BRIEF DESCRIPTION OF THE DRAWINGS
[0037] In order to understand the invention and to see how it may
be carried out in practice, a preferred embodiment will now be
described, by way of non-limiting example only, with reference to
the accompanying drawings, in which:
[0038] FIG. 1 is a block diagram showing a system employing a pitch
Smoothing algorithm according to one embodiment of the
invention;
[0039] FIG. 2 illustrates a chart of sampled pitch values for a
succession of frames;
[0040] FIG. 3 illustrates a flow diagram of pitch tracking, in
accordance with an embodiment of the invention;
[0041] FIG. 4 illustrates a chart of pitch values for a succession
of frames, identifying subsequences of pitches, in accordance with
an embodiment of the invention; and
[0042] FIG. 5 illustrates a flow diagram of pitch tracking, in
accordance with another embodiment of the invention.
DETAILED DESCRIPTION OF THE INVENTION
[0043] Turning at first to FIG. 1, there is shown a generalized
block diagram of a system that employs pitch tracking, in
accordance with an embodiment of the invention. As shown, raw
speech signal is received through input means, say microphone 12
and fed (after being converted into a digital signal) to a
processor (in User PC 14 and associated storage 16) running
appropriate known per se tool, say implemented in software, for
Pitch detection (not shown explicitly in FIG. 1).
[0044] Apart from the pitch signal, the pitch detector may produce
frame energy, which is some measure of the intensity of the signal
in the frame in which the pitch was computed, and some measure of
the quality of the pitch, which is the degree to which the signal
can be described as a periodic signal with the detected pitch
frequency. The so detected pitch signal, and possibly the energy
and degree of fit, is (are) then fed to pitch tracking module (not
shown explicitly in FIG. 1) for Smoothing the pitch signal, all as
will be explained in greater detail below. In the case, of, say,
speech compression, then the speech signal is subjected to known
per se speech coding algorithm (e.g. spectral coding) and the coded
signal is transmitted remotely, say through network 18.

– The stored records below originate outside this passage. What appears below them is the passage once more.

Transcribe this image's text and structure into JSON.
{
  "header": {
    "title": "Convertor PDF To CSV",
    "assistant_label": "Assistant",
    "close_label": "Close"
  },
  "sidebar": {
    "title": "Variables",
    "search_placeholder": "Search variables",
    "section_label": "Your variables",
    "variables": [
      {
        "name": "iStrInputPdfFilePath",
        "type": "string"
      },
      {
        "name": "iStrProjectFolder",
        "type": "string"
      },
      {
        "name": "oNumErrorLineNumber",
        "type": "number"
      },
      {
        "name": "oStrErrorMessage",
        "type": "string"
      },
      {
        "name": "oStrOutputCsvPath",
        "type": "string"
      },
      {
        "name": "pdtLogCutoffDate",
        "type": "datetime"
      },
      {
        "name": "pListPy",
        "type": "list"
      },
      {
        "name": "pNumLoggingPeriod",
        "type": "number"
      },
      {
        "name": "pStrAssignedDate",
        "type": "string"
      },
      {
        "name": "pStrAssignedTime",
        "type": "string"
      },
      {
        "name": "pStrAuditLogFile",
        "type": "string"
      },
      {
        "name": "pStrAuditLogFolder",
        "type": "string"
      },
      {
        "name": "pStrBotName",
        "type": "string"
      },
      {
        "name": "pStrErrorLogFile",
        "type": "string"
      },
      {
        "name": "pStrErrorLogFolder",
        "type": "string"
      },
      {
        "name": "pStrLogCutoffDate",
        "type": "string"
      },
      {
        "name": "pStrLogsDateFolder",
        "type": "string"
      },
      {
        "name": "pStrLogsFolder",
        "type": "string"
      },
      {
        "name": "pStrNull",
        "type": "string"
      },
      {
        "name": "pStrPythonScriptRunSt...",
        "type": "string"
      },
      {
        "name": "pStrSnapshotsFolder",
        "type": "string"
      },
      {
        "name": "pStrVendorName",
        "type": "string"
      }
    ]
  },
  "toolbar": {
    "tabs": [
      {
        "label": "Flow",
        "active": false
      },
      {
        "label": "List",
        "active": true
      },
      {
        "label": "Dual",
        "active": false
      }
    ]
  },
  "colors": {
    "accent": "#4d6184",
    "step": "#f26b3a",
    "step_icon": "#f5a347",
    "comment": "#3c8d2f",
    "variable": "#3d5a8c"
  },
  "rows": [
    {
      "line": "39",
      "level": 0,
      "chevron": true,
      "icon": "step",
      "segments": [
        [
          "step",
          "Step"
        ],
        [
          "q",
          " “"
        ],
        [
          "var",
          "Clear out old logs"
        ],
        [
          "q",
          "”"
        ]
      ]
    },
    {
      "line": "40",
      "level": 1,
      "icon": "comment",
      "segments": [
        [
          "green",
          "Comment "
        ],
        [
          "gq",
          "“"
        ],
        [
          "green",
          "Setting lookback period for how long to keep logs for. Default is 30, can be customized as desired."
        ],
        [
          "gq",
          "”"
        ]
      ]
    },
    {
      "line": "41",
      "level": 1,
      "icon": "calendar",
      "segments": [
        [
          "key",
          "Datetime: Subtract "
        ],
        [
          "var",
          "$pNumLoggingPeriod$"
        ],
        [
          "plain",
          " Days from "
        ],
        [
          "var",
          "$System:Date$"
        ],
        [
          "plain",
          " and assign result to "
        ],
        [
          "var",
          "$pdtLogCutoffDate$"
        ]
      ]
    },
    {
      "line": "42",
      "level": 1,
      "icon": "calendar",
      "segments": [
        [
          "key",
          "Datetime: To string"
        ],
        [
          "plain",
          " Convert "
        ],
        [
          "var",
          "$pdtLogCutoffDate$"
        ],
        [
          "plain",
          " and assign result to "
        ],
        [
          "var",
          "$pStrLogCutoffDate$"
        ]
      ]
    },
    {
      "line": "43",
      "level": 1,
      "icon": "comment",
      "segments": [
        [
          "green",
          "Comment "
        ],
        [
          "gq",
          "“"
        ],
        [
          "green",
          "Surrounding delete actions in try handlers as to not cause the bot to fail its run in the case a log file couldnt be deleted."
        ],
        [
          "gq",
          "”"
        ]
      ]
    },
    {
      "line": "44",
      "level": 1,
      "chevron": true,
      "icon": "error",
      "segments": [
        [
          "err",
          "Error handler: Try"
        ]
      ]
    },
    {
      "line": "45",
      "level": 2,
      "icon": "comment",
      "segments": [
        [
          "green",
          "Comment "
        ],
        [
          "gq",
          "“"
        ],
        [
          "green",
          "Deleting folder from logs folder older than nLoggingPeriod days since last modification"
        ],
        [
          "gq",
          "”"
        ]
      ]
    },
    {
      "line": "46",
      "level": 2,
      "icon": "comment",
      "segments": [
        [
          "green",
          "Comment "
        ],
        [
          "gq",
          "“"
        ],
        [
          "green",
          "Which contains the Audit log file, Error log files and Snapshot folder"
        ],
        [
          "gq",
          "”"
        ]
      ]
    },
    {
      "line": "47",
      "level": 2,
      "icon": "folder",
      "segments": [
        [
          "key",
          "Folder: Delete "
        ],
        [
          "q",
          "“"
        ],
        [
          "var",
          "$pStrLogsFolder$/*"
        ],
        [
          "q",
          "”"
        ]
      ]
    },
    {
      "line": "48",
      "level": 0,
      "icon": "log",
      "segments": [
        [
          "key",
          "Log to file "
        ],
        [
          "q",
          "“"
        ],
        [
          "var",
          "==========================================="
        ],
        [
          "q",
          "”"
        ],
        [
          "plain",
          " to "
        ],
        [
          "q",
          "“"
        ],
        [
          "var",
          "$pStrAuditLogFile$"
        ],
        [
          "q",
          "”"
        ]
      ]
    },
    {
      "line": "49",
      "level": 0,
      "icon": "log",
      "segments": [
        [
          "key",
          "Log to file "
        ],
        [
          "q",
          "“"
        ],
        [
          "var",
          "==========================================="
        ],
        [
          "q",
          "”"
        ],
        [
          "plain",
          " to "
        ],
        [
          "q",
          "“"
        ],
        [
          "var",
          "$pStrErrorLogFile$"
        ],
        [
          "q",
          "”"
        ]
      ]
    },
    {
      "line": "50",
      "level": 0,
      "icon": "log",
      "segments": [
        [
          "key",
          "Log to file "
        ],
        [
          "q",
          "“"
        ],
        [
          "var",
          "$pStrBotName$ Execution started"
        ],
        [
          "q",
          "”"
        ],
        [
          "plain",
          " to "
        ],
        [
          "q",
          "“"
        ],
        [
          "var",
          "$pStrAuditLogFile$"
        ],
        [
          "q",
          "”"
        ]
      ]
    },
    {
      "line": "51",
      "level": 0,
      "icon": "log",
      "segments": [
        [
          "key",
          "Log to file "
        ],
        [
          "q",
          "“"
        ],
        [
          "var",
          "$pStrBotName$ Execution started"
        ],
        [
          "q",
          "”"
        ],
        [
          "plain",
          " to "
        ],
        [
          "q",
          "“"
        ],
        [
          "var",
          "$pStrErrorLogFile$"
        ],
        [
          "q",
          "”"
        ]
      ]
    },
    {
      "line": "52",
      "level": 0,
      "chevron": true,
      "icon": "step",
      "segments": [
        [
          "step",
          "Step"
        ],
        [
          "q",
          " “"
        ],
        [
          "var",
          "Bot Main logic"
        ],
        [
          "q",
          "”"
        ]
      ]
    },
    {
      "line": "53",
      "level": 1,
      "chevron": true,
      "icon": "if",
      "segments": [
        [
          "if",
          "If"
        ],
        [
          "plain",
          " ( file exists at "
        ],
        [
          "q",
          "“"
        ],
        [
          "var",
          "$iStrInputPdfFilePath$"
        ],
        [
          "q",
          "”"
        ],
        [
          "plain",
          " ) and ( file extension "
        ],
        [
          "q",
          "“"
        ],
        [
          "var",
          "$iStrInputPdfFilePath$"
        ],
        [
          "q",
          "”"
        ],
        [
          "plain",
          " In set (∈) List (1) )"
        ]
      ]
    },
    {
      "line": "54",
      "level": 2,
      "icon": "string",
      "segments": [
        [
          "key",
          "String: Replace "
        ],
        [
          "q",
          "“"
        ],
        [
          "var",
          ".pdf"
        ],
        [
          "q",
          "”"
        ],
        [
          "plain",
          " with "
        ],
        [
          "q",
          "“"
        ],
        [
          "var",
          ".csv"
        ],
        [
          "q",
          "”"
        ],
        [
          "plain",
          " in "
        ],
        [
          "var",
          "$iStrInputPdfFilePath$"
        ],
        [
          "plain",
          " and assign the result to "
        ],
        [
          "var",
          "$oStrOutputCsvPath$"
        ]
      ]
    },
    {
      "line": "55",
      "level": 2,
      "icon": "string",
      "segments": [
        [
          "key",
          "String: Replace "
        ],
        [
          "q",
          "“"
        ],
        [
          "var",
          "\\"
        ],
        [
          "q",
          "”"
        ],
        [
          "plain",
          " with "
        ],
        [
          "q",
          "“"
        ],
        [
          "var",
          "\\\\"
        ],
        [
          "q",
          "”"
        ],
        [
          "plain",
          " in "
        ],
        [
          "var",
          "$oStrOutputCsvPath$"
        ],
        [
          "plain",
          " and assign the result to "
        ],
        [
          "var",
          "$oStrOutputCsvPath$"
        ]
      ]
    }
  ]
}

[0045] The invention is, of course, not bound by the specific
architecture and/or implementation and/or application (speech
coding) of FIG. 1, and accordingly other variants are applicable,
all as required and appropriate. By way of non-limiting example the
implementation may be in distributed environment rather than in a
stand alone PC environment.
[0046] There follows now a brief overview of the characteristics of
the pitch signal which will assist in understanding the structure
and operation of pitch tracking in accordance with the various
embodiments of the invention. Thus, assuming that the vocal chords
produce excitation whose frequency varies continuously with time, a
sequence of successive correct (true) pitch values is always
continuous, i.e. successive values are close in value to each
other. Consider a detected pitch signal which normally contains
correct and marred pitch values. Let p1 and p2 be two pitch values,
(e.g. 21 and 22 in pitch signal 20 in FIG. 2). If p1 (e.g. 21) is a
correct pitch value and p2 is a marred pitch value (e.g. 22) then
the latter is a multiple m of the true pitch (i.e. the "Smoothed"
pitch value, e.g. 23, that corresponds to the marred pitch value
22). The correct m can be found from the condition that the
sequence {p1, p2/m} is smoothest. Smoothness is measured typically
although not necessarily using the following distance measure
between pitches:
[0047] D(p1,p2)=.vertline.(p1-p2)/(p1+p2).vertline.
[0048] That means that p2/m (standing for the Smoothed pitch value,
e.g. 23) is as close as possible to p1 where closeness is measured
using the distance measure above. Similarly if p2 (i.e. the marred
pitch value) is an integer (m) fraction of the true pitch (i.e. the
corresponding Smoothed pitch value), then m can be found so that
{p1,p2*m} is as smooth as possible in the sequence. The latter
scenario where p2(i.e. the marred pitch value) is an integer
fraction of the true pitch, is not illustrated in FIG. 2.
[0049] The pitch tracking algorithm in accordance with the
invention aims at deciding which values of the detected pitch
signal are the true values and which are marred (i.e. they are
integer multiple or fraction of a true [Smoothed] pitch value). The
algorithm further smoothes the marred pitch value so as to obtain
smooth pitch signal whenever this is possible.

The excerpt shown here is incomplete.